01 maio, 2012

1 DE MAIO

                                                                                  Lewis Hine

Se há feriado que não me diz absolutamente nada é o de hoje. Decididamente, hoje não é o meu dia. Detesto a ideia de me pensar ou sentir como trabalhador. Tanto, como nas Finanças ser tratado por "senhor contribuinte" ou por "senhor consumidor" numa loja, por "senhor utente" num hospital ou autocarro ou, pior ainda, de acordo com a mais recente moda que infectou a caixa dos pirolitos dos professores modernos, por "colaborador" em vez de professor. Confesso que até a própria ideia de ser um cidadão me provoca uma espécie de comichão.
Eu trabalho porque preciso de dinheiro para viver e teria muito prazer em não trabalhar. Não é que eu não tenha prazer em trabalhar. Direi mesmo que até gosto bastante daquilo que faço. Mas ser metamorfoseado em trabalhador já é outra conversa. O trabalho é apenas uma parte do dia que eu me esforço por esquecer o mais possível quando não estou a trabalhar. Quando trabalho, trabalho, embora sempre com a ideia de deixar de o fazer, quando não trabalho, não trabalho e sempre com a ideia de como seria bom não deixar de o fazer.

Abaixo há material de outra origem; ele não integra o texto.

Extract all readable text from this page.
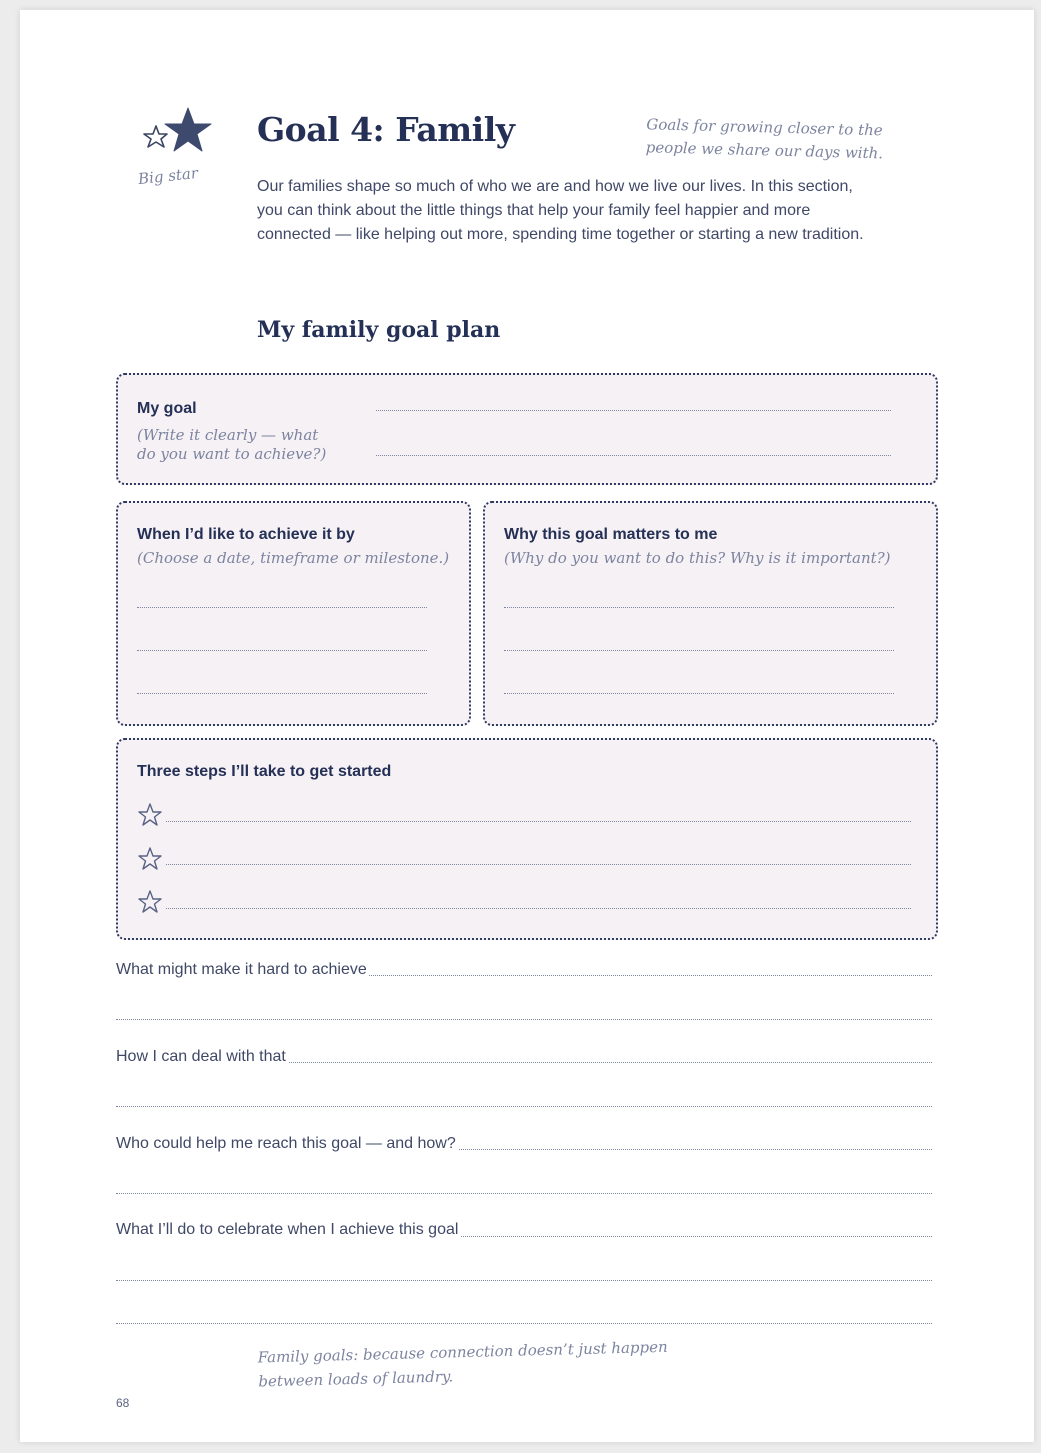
Big star
Goal 4: Family	Goals for growing closer to the people we share our days with.

Our families shape so much of who we are and how we live our lives. In this section, you can think about the little things that help your family feel happier and more connected — like helping out more, spending time together or starting a new tradition.

My family goal plan
My goal
(Write it clearly — what
do you want to achieve?)
When I’d like to achieve it by
(Choose a date, timeframe or milestone.)
Why this goal matters to me
(Why do you want to do this? Why is it important?)
Three steps I’ll take to get started
What might make it hard to achieve
How I can deal with that
Who could help me reach this goal — and how?
What I’ll do to celebrate when I achieve this goal
Family goals: because connection doesn’t just happen between loads of laundry.
68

Nunca compreendi aquela retórica marxista acerca do trabalho e do trabalhador e ainda hoje sinto arrepios com aquela mitologia soviética do operário e do camponês, do engenheiro e do trabalhador intelectual. Até um escritor era um trabalhador intelectual. Um escritor não é um trabalhador mas apenas alguém que gosta de escrever.
Nada tenho contra os trabalhadores. Eu próprio sou também trabalhador e tenho muito respeito por todos os desempregados que sofrem por não terem emprego. Apesar de gostar muito de não trabalhar, também eu estaria agora a sofrer se não tivesse trabalho. Mas também nada tenho contra os consumidores e não gosto de ser tratado por consumidor. Eu gosto de consumir, adoro consumir coisas boas como livros, chocolates, roupa, champôs e pequenos electrodomésticos para a cozinha. Mas não me chamem consumidor ou façam comemorar o dia do consumidor, se é que tal coisa existe.

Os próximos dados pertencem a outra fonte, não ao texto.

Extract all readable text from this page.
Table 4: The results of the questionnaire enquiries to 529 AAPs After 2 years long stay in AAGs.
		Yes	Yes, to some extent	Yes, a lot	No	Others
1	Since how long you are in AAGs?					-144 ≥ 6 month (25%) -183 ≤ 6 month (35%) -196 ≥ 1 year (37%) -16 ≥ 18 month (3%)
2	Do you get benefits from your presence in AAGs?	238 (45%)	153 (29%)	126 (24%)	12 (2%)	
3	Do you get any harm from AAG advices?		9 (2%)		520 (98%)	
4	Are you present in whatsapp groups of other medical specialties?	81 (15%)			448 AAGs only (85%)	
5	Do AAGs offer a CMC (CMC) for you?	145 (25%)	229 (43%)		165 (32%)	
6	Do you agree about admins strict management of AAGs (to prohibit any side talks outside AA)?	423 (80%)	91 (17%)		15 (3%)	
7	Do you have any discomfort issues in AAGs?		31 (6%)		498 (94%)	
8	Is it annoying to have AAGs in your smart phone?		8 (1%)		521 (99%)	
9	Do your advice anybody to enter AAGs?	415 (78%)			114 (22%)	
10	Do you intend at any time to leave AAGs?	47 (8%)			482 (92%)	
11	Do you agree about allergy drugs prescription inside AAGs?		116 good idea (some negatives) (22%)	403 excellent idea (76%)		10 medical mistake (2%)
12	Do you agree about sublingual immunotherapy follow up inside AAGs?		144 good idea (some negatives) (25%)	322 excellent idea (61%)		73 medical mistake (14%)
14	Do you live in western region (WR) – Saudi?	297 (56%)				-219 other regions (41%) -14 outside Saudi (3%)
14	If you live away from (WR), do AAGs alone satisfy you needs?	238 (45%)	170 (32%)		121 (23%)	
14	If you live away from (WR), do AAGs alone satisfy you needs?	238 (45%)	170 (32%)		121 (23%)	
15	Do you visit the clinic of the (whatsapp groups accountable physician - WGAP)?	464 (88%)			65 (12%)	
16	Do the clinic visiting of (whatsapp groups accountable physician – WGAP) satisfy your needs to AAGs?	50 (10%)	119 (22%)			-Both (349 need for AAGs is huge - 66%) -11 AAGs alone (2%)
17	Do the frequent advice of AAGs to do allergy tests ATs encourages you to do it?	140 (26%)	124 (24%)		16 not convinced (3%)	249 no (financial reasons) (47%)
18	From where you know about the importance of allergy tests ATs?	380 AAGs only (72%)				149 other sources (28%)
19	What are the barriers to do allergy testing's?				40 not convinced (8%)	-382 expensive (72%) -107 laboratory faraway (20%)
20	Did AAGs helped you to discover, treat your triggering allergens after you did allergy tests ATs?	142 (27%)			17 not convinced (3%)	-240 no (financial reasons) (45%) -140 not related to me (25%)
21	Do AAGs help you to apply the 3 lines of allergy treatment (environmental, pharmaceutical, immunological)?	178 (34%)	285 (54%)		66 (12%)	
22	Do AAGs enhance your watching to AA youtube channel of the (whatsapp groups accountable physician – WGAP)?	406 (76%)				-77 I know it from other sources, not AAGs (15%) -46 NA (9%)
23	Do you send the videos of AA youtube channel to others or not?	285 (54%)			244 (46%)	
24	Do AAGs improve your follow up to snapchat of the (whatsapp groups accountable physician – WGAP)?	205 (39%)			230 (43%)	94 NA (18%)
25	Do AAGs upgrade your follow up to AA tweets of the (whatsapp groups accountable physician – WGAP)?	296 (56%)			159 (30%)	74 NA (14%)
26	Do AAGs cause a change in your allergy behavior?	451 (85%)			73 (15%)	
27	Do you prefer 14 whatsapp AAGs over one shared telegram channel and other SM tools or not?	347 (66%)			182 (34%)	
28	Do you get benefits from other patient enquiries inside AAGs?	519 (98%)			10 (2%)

O dia de hoje é bom precisamente porque posso aproveitar para fazer uma das coisas de que mais gosto de fazer na vida: nada. Dizia o outro que entre a dor e o nada preferia a dor. Há pessoas que precisam de trabalhar ou, pior ainda, de trabalhar muito para se sentirem vivas. Lá nisso, assumo, sou diferente: entre o trabalho e o nada, prefiro o nada. Amanhã, às 8 e 30 da manhã, voltarei de novo a ser alguém.